Prime splittings of Determinantal Ideals

TL;DR

This paper investigates determinantal ideals encoded by hypergraphs, identifying conditions for Gr"obner bases, and describing algebraic invariants and prime decompositions through combinatorial hypergraph data.

Contribution

It provides a combinatorial framework for understanding prime splittings and resolutions of determinantal ideals associated with hypergraphs.

Findings

Conditions for Gr"obner bases of determinantal ideals

Description of algebraic invariants via hypergraph clique decompositions

Prime splitting characterizations for specific hypergraph classes

Abstract

We consider determinantal ideals, where the generating minors are encoded in a hypergraph. We study when the generating minors form a Gr\"obner basis. In this case, the ideal is radical, and we can describe algebraic and numerical invariants of these ideals in terms of combinatorial data of their hypergraphs, such as the clique decomposition.

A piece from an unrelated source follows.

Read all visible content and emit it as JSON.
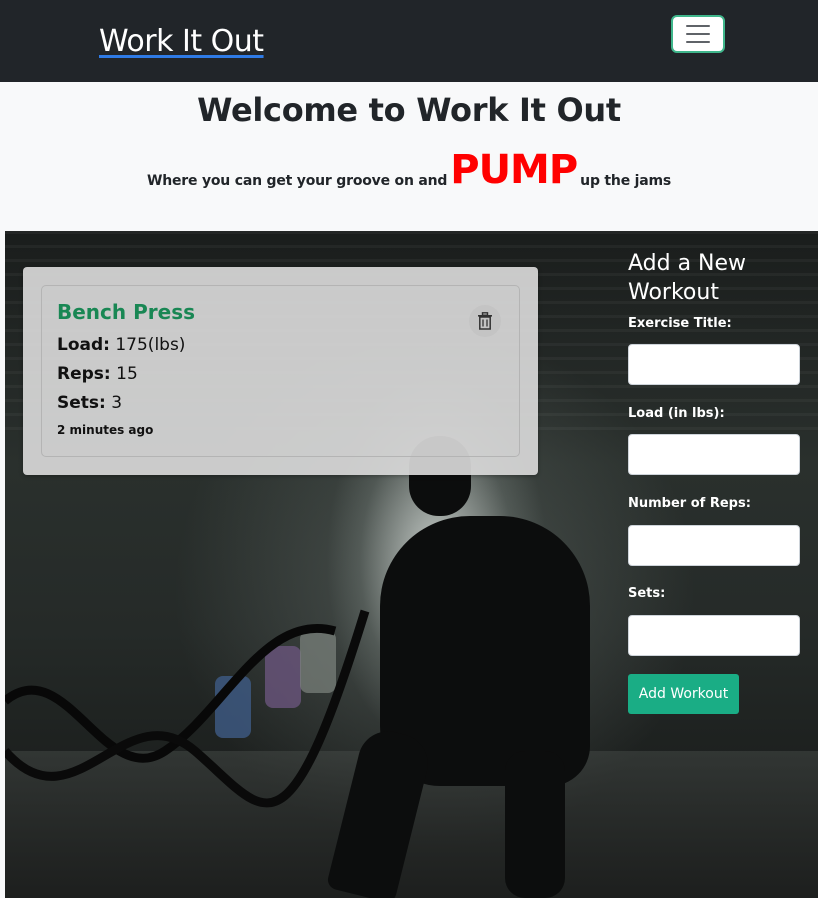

In particular, we can construct a minimal free resolution as a tensor product of the minimal free resolution of their cliques. For several classes of hypergraphs we find a combinatorial description of the minimal primes in terms of a prime splitting. That is, we write the determinantal ideal as a sum of smaller determinantal ideals such that each minimal prime is a sum of minimal primes of the summands.